A study in Canada performed a cost analysis comparing PCR testing with other methods such as DFA and shell vial culture, and looked at the charts of 661 pediatric patients to determine the length of hospital stay, the number of days in isolation, antibiotic usage, and all other medical procedures performed. After comparison, the least costly strategy was found to be the multiplexed PCR test, indicating a savings of $291 per case, resulting in a savings of $529,620 per year in direct costs for the hospitals involved.4

As we look toward next flu season and new flu strains it may bring, we should consider the lessons learned in 2009 about respiratory virus testing and the important role that multiplexed respiratory virus tests can play in assisting in disease diagnosis and surveillance. Multiplexed tests have shown to offer many benefits to the healthcare system, including improved patient care and health outcomes, reduced healthcare costs, and enhanced efficiencies in healthcare delivery and laboratory operations. These tests can provide comprehensive, accurate results within 24 hours, giving us important data about exactly what is infecting a particular patient and circulating in our communities.

Nancy Krunic, PhD, is vice president of Luminex Molecular Diagnostics in Toronto, Ontario, Canada.

References

  1. Poehling KA, et al.

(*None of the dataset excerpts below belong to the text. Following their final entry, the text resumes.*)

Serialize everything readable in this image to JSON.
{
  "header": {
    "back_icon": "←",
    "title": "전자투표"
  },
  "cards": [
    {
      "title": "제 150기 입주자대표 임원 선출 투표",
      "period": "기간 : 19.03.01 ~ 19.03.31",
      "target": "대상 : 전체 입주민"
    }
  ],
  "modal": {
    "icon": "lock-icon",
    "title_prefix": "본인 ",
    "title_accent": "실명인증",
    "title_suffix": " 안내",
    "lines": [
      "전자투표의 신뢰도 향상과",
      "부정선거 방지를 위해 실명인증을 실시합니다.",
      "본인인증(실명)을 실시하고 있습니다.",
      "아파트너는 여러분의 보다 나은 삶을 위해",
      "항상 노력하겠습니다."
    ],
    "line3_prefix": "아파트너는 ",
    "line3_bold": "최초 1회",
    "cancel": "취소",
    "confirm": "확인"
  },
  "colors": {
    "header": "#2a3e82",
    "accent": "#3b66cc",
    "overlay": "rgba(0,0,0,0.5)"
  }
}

NEJM. 2006;355(1):31-40.
  2. Sapatkin D. "Ill this fall? Maybe it wasn’t swine flu after all," Philadelphia Inquirer, Nov. 12, 2009. http://www.philly.com/inquirer/health_science/daily/20091112_Tests_show_fall
    _outbreak_is_rhinovirus__not_swine_flu.html
    . Accessed February 22, 2010.
  3. Ginocchio CC, et al. Evaluation of multiple test methods for the detection of the novel 2009 influenza A (H1N1) during the New York City outbreak. J Clin Virol. 2009;45:191-195.
  4. Mahony JB, et al. Cost Analysis of Multiplex PCR Testing for Diagnosing Respiratory Virus Infection.
    J Clin Microbiol. 2009;47(9):2812-2817.